Matthew CAPUANO, Plaintiff-Appellant, v. ROCHESTER INSTITUTE OF TECHNOLOGY, Defendant-Respondent.
-- March 26, 2010
Hirsch & Tubiolo, P.C., Rochester (Richard S. Tubiolo of Counsel), for Plaintiff-Appellant.Woods Oviatt Gilman LLP, Rochester (Donald W. O'Brien, Jr., of Counsel), for Defendant-Respondent.
Plaintiff commenced this action seeking damages for injuries he sustained while operating a leg press machine during a “Wellness for Life” class at defendant, Rochester Institute of Technology. We agree with plaintiff that Supreme Court erred in granting defendant's motion seeking summary judgment dismissing the complaint, and we therefore modify the order accordingly. We cannot conclude on the record before us that plaintiff was aware of the risk that a back injury could result from improper use of the leg press machine and thus that the action is barred as a matter of law based on plaintiff's primary assumption of the risk (see generally Turcotte v. Fell, 68 N.Y.2d 432, 438-439, 510 N.Y.S.2d 49, 502 N.E.2d 964; Lamey v. Foley, 188 A.D.2d 157, 162-165, 594 N.Y.S.2d 490). Plaintiff testified at his deposition that, although he had some experience with a seated leg press machine prior to the accident, he had never previously used the horizontal Cybex leg press machine on which he was injured. Plaintiff was instructed to begin using that leg press machine by pressing the equivalent of his own body weight and then increasing the weight incrementally until he could perform the exercise only once or twice, and that would be his “max weight.” Plaintiff's expert stated that such an instruction constituted an advanced weight lifting technique referred to as “maxing out” and that the technique requires supervision by a qualified instructor. We conclude that there is a triable issue of fact whether plaintiff's instructor provided adequate supervision inasmuch as she had no formal background in weight training and may not have been in the weight room at the time of the accident. The extent to which plaintiff assumed the risk of injury, if any, is an issue of his culpable conduct similar to comparative negligence and thus one for the jury to resolve (see CPLR 1411; Lamey, 188 A.D.2d at 163, 594 N.Y.S.2d 490; see also PJI 2:55).
Further, “[t]he element of risk assumed by [a] plaintiff [does] not relieve [a] defendant from the obligation of using reasonable care to guard against a risk [that] might reasonably be anticipated” (Hochreiter v.
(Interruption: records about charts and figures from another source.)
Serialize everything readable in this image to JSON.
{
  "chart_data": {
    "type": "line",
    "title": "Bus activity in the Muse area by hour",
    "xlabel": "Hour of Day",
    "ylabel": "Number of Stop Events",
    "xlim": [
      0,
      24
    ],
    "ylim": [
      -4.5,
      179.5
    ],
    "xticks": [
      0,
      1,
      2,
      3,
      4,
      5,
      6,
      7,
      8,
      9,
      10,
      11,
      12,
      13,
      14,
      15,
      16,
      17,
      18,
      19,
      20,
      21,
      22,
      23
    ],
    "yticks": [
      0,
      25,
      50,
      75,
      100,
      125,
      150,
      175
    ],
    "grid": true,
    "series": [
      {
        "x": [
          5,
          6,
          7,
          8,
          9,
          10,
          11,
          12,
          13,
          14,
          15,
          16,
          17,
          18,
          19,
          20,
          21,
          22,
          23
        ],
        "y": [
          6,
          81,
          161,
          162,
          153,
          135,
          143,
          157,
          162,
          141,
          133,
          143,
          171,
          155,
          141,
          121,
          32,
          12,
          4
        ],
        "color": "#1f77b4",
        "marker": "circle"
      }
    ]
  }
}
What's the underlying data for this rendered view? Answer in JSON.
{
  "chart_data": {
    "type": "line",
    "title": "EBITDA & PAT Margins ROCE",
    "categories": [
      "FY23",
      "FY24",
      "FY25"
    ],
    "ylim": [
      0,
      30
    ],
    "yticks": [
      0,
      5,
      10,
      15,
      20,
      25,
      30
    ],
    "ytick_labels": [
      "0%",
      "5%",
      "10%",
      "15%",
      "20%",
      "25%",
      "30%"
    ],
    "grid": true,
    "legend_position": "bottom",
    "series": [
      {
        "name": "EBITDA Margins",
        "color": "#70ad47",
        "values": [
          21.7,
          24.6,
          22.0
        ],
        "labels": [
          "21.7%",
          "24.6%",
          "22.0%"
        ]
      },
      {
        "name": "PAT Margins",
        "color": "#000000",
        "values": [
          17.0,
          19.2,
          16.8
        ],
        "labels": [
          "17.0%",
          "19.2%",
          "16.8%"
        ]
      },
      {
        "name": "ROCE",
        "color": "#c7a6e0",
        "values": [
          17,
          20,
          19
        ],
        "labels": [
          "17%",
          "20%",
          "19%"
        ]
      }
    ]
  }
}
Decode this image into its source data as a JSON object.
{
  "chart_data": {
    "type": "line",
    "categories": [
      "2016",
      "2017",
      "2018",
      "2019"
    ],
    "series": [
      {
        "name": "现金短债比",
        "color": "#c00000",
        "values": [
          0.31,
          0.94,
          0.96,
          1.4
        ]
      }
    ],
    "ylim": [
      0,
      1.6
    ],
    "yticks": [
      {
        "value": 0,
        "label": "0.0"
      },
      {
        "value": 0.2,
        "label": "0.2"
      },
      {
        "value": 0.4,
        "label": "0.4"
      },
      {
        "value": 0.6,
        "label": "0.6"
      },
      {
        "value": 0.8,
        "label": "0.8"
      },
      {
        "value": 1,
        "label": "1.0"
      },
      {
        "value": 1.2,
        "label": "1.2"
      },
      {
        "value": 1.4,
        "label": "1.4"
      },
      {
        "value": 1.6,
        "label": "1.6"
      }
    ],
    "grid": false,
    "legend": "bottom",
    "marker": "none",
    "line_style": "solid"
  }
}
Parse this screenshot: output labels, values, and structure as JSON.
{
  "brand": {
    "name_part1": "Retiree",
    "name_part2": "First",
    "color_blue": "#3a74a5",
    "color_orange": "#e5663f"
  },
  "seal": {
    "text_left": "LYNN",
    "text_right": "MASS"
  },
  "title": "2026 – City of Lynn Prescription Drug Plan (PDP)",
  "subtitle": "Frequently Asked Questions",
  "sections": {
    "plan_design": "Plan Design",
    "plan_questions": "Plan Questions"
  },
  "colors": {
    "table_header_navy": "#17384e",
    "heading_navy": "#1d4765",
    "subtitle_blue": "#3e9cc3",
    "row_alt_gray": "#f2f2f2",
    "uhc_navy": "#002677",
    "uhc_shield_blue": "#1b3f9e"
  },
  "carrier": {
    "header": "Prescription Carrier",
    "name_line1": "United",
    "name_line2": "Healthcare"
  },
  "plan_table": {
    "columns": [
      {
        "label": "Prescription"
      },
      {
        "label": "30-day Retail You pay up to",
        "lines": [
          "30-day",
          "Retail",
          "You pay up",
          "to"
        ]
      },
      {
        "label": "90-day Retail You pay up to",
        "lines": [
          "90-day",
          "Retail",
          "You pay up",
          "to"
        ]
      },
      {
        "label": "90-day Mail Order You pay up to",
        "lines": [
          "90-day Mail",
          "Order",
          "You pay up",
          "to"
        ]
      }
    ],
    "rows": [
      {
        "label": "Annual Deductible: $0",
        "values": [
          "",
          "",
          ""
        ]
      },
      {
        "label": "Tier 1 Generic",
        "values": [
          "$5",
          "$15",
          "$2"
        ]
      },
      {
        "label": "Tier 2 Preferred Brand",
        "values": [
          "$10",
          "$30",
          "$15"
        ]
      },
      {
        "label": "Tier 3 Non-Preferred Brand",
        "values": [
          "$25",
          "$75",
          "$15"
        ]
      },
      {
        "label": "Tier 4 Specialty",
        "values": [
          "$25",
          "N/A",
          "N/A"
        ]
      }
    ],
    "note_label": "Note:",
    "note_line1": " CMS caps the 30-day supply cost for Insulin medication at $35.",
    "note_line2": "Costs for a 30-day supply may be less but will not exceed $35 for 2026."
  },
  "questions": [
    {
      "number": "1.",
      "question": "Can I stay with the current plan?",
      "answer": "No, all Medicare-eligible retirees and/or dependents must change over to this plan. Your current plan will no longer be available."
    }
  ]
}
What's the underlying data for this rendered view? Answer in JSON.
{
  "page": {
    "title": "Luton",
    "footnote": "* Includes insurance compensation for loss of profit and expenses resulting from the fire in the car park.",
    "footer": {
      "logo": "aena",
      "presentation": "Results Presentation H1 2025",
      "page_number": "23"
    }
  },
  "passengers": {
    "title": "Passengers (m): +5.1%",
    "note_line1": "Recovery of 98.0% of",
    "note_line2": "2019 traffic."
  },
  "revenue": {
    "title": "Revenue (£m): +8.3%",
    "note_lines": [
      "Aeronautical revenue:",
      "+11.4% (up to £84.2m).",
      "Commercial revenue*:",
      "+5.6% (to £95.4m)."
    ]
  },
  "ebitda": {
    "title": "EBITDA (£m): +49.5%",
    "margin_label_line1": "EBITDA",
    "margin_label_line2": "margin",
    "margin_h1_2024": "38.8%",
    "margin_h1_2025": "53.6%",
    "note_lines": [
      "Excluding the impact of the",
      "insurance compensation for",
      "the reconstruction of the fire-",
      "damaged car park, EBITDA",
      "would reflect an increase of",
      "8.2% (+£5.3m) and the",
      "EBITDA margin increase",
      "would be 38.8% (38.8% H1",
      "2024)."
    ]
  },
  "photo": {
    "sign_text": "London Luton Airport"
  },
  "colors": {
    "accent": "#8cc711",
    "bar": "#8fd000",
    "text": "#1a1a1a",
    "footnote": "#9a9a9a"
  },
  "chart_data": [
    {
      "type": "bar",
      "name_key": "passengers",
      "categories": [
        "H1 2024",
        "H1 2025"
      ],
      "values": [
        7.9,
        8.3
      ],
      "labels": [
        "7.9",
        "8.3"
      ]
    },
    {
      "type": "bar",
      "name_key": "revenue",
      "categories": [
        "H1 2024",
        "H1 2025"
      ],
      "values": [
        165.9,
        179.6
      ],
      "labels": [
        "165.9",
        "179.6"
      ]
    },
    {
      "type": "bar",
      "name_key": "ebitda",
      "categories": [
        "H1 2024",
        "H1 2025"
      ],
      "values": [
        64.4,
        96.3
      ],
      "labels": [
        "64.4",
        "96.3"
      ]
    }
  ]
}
Diocese of Buffalo, 309 A.D.2d 1216, 1217, 764 N.Y.S.2d 753 [internal quotation marks omitted]; see Havens v. Kling, 277 A.D.2d 1017, 1018, 715 N.Y.S.2d 812). Here, the supervisor of plaintiff's instructor testified at her deposition that an individual's use of improper form on the leg press machine could result in hyperextension of the back and injury. Plaintiff's instructor, however, was unaware of the increased risk of injury posed by differences in weight, lack of experience and fatigue, and she was unaware of the strain that “maxing out” might place on an individual's body. Thus, there is a triable issue of fact “whether ‘inadequate supervision was responsible for the accident or ․ [whether] better supervision could have prevented it’ ” (Hochreiter, 309 A.D.2d at 1218, 765 N.Y.S.2d 304).
It is hereby ORDERED that the order so appealed from is unanimously modified on the law by denying the motion and reinstating the complaint and as modified the order is affirmed without costs.